Almasji herinnert zich de hoop die hij koesterde toen ‘Basjar de Londenaar’, de oogarts ‘met zijn smalle haaienogen’, de macht overnam van zijn vader. Maar al snel zouden de handlangers van de oogarts ‘de ogen van dissidenten met sigaretten verbranden’, zou er gemarteld en gemoord worden. In het zuiden werden mensen onthoofd, in het westen heersten het donker en de nacht, ‘kinderen met eeuwig stijve vingers’. Hij herinnert zich een jonge vrouw die hem vertelde hoe ze samen haar man vluchtte uit ‘een dode stad in de handen van gekken/ die zwaaiden met de geweren van God.
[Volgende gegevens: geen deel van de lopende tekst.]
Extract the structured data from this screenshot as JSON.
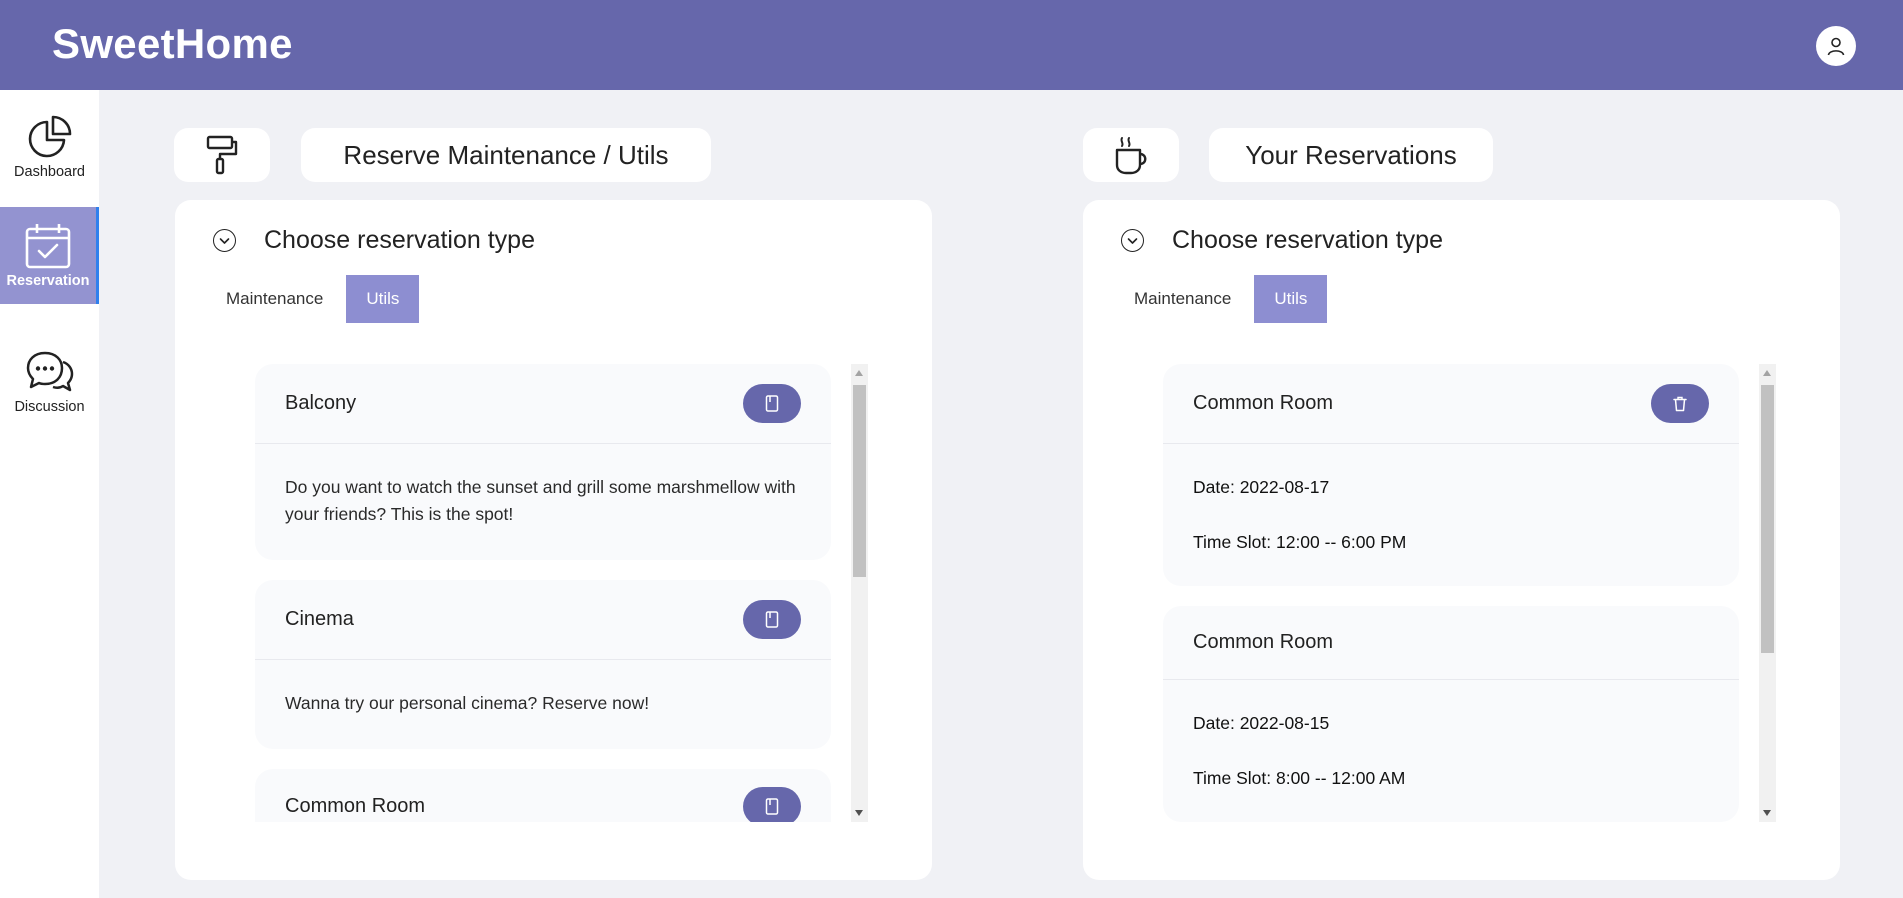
{
  "app": {
    "title": "SweetHome"
  },
  "header": {
    "user_icon": "user-icon"
  },
  "sidebar": {
    "items": [
      {
        "label": "Dashboard",
        "icon": "pie-chart-icon"
      },
      {
        "label": "Reservation",
        "icon": "calendar-check-icon",
        "active": true
      },
      {
        "label": "Discussion",
        "icon": "chat-bubbles-icon"
      }
    ]
  },
  "left": {
    "chip_icon": "paint-roller-icon",
    "chip_title": "Reserve Maintenance / Utils",
    "panel_title": "Choose reservation type",
    "tabs": [
      "Maintenance",
      "Utils"
    ],
    "active_tab": "Utils",
    "cards": [
      {
        "title": "Balcony",
        "description": "Do you want to watch the sunset and grill some marshmellow with your friends? This is the spot!",
        "action_icon": "book-icon"
      },
      {
        "title": "Cinema",
        "description": "Wanna try our personal cinema? Reserve now!",
        "action_icon": "book-icon"
      },
      {
        "title": "Common Room",
        "description": "",
        "action_icon": "book-icon"
      }
    ]
  },
  "right": {
    "chip_icon": "coffee-cup-icon",
    "chip_title": "Your Reservations",
    "panel_title": "Choose reservation type",
    "tabs": [
      "Maintenance",
      "Utils"
    ],
    "active_tab": "Utils",
    "reservations": [
      {
        "title": "Common Room",
        "date": "Date: 2022-08-17",
        "time_slot": "Time Slot: 12:00 -- 6:00 PM",
        "action_icon": "trash-icon"
      },
      {
        "title": "Common Room",
        "date": "Date: 2022-08-15",
        "time_slot": "Time Slot: 8:00 -- 12:00 AM"
      }
    ]
  },
  "colors": {
    "header": "#6667ab",
    "active_tab": "#8d8ed1",
    "sidebar_active": "#9393d0",
    "button": "#6667ab"
  }
}
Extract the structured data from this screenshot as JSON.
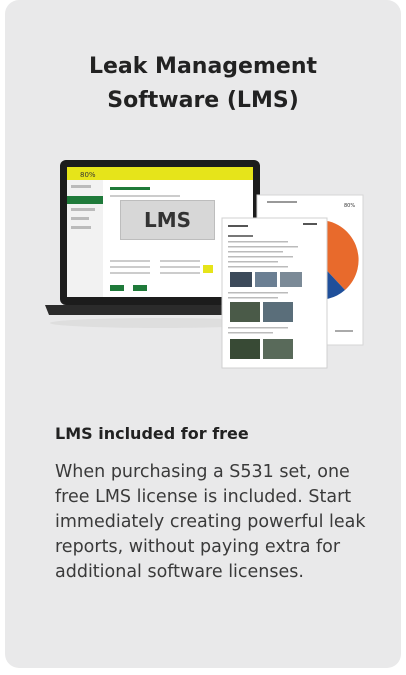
{
  "card": {
    "title_line1": "Leak Management",
    "title_line2": "Software (LMS)",
    "illustration": {
      "badge_label": "LMS",
      "screen_header": "80%",
      "pie_colors": [
        "#e86a2c",
        "#1f4f9a"
      ],
      "accent_color": "#e6e41a",
      "green_color": "#1f7a3a"
    },
    "subheading": "LMS included for free",
    "body_text": "When purchasing a S531 set, one free LMS license is included. Start immediately creating powerful leak reports, without paying extra for additional software licenses."
  }
}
Een ongod.’ Hij behoedde haar voor verkrachting, reet de man uiteen met het mes van zijn vader.

Nu rest Almasji niets anders dan stapels stenen bouwen ter herinnering aan zijn doden, dobberen in zijn bootje, ‘schrijven als een sloep tussen geheugen en vergetelheid’. Maar zelfs dat lijkt nutteloos: waarom zou een man ‘tedere gedichten’ schrijven ‘in een zo barbaars land’, een natie als ‘een reclame voor de dood’?

Wauters schreef een indrukwekkend, helaas bijzonder actueel boek dat, mede door de poëtische vorm die hij koos, diep onder je huid gaat zitten.

‘Schrijven vergt waanzin en geloof./ Mij rest niets meer./ Alleen het tsjiktsak van Basjar, van zijn kleptocratie./ Het tsiktsjak van de universele barbarij’.